Why is this light important?
Because it offers an extremely low-cost alternative to kerosene lamps. Kerosene lamps are widely used by the nearly 600 million people across the continent of Africa who don’t have access to electricity. Kerosene lamps are dangerous, dirty and expensive to run. Solar lights are free to run, totally clean, and give much better light.
Why mention this light? Three reasons.
First, this story highlights just how much of a role geography still plays in determining the macro factors that influence your future. This is Gibson’s quote about an unevenly distributed future made very real: while I’m writing about having a robot control my lights, for others the challenge is getting any electric light at all.
Second, because it neatly captures some of the ‘supermacro’ issues that affect the big picture of everyone’s future: poverty, inequality, climate change, and of course, technology. While geography remains a huge determinant of the pressures affecting your future, these supermacro trends are playing out in different ways across every continent.
And third, because of what it represents: a solution to a well-defined problem — something that I know I can’t deliver.
Answering the questions you raise
Applied futurism provides great tools for questioning the future. And for laying out possible routes to answer those questions. It can even offer a framework for the type of organisation most likely to recognise the right questions early and answer them quickly.
But there is a limit. Nothing in the toolkit addresses solution design or implementation at anything beyond the surface layer.
If futurists — I and other users of the toolkit — are going to help people answer the questions they raise, then they need partners. People who can follow questions through to a practical answer. Like the $5 solar light.

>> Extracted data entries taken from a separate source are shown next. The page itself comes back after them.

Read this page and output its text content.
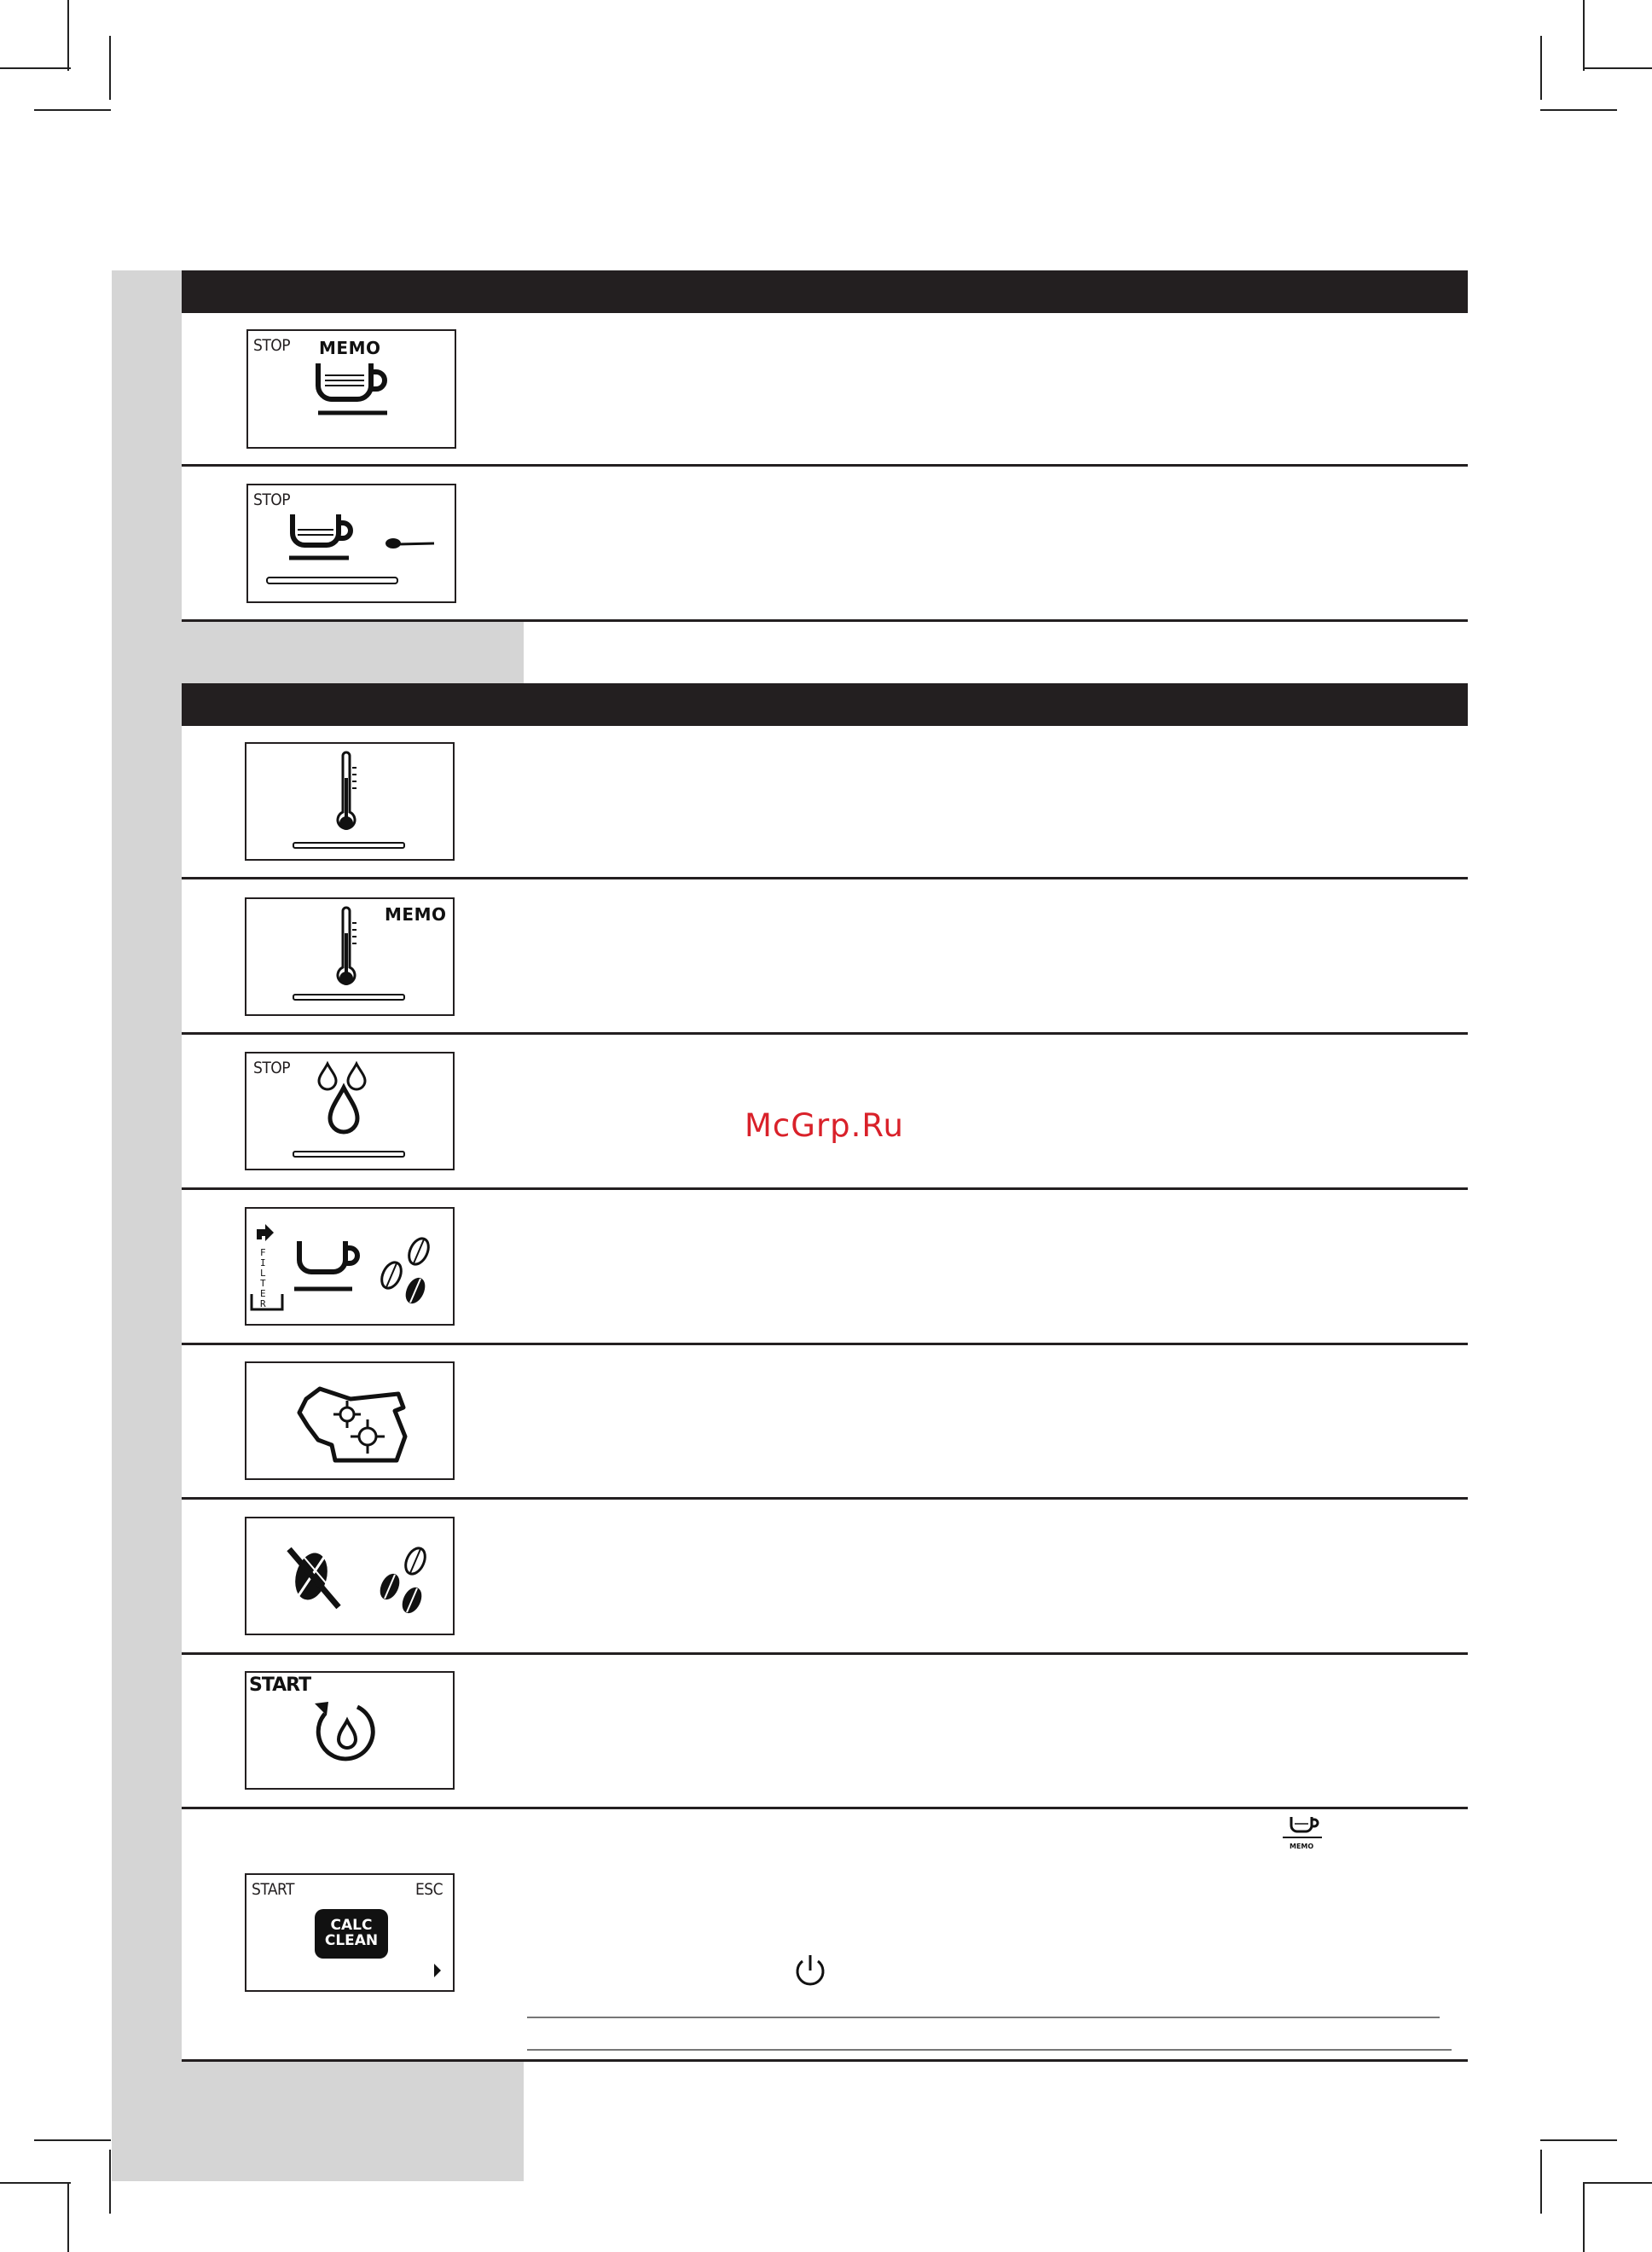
STOP MEMO
STOP
MEMO
STOP
F
I
L
T
E
R
START
START	ESC
CALC
CLEAN
MEMO
McGrp.Ru
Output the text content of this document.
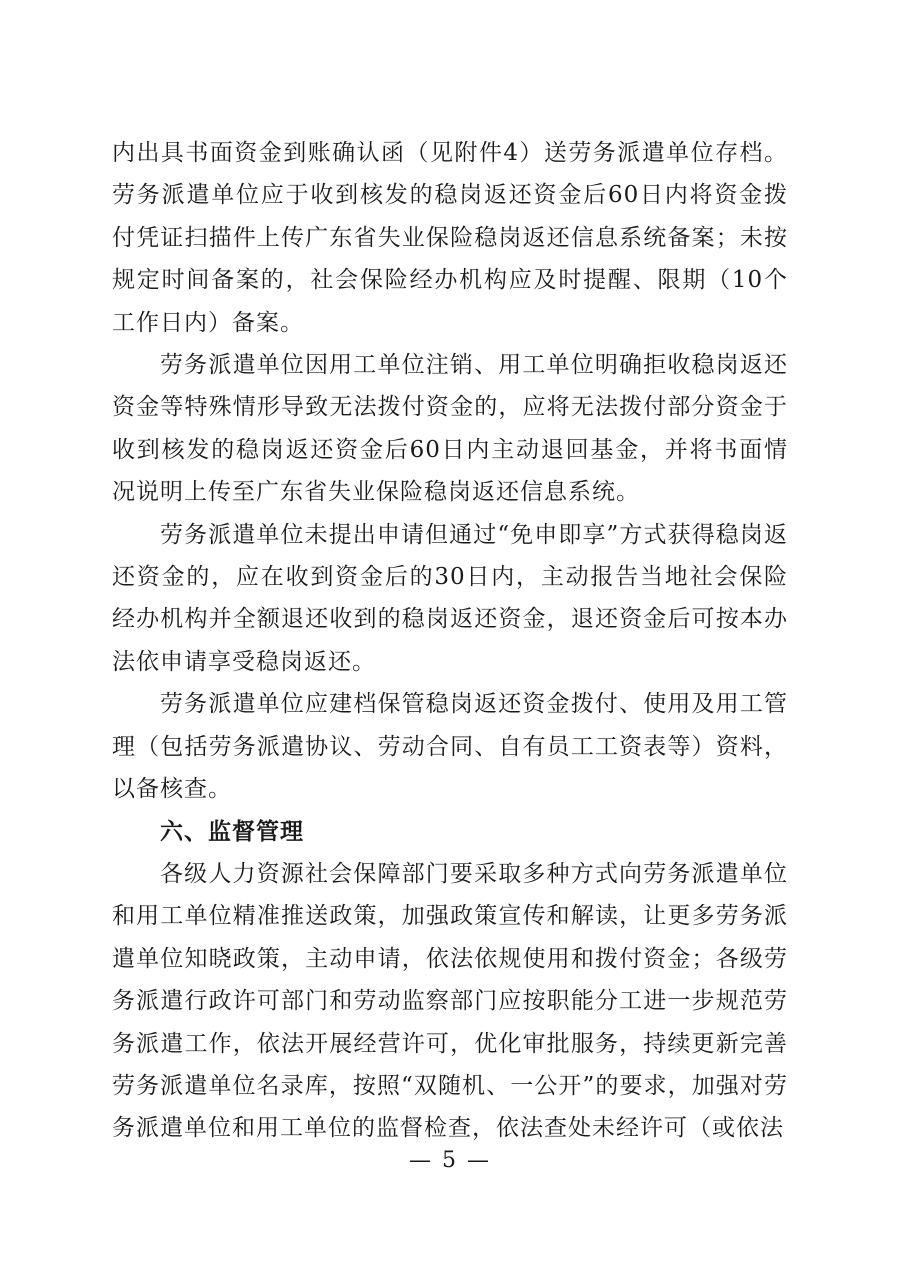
内出具书面资金到账确认函（见附件4）送劳务派遣单位存档。劳务派遣单位应于收到核发的稳岗返还资金后60日内将资金拨付凭证扫描件上传广东省失业保险稳岗返还信息系统备案；未按规定时间备案的，社会保险经办机构应及时提醒、限期（10个工作日内）备案。

劳务派遣单位因用工单位注销、用工单位明确拒收稳岗返还资金等特殊情形导致无法拨付资金的，应将无法拨付部分资金于收到核发的稳岗返还资金后60日内主动退回基金，并将书面情况说明上传至广东省失业保险稳岗返还信息系统。

劳务派遣单位未提出申请但通过“免申即享”方式获得稳岗返还资金的，应在收到资金后的30日内，主动报告当地社会保险经办机构并全额退还收到的稳岗返还资金，退还资金后可按本办法依申请享受稳岗返还。

劳务派遣单位应建档保管稳岗返还资金拨付、使用及用工管理（包括劳务派遣协议、劳动合同、自有员工工资表等）资料，以备核查。

六、监督管理

各级人力资源社会保障部门要采取多种方式向劳务派遣单位和用工单位精准推送政策，加强政策宣传和解读，让更多劳务派遣单位知晓政策，主动申请，依法依规使用和拨付资金；各级劳务派遣行政许可部门和劳动监察部门应按职能分工进一步规范劳务派遣工作，依法开展经营许可，优化审批服务，持续更新完善劳务派遣单位名录库，按照“双随机、一公开”的要求，加强对劳务派遣单位和用工单位的监督检查，依法查处未经许可（或依法

— 5 —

inventid & Future Product are the first partners in what I’m loosely calling my ‘Labs’ — a collection of formalised partnerships with organisations and individuals who can help clients pursue practical answers to the questions raised by futurism.
inventid is an award-winning industrial design studio working in product, packaging and customer experience. Based in Manchester, UK and working with international partners, inventid believes thoughtful design transforms businesses and improves quality of life for people and our planet.
Future Product is a spin-out project by the two founding members of inventid and additional board member Kevin Smith. Future Product uses design to activate technology, helping partners understand both the market gaps and operational threats technology presents. Without design, technologies that start in the lab stay in the lab. Future Product was started to help emergent ideas crossover into everyday life more quickly, helping them make better sense to customers, investors and mainstream media.
I’m really excited to be working with these teams and we’re already speaking to clients about potential joint projects.
I’ll be adding more partners this year and looking for other projects with my clients where they can really make a difference.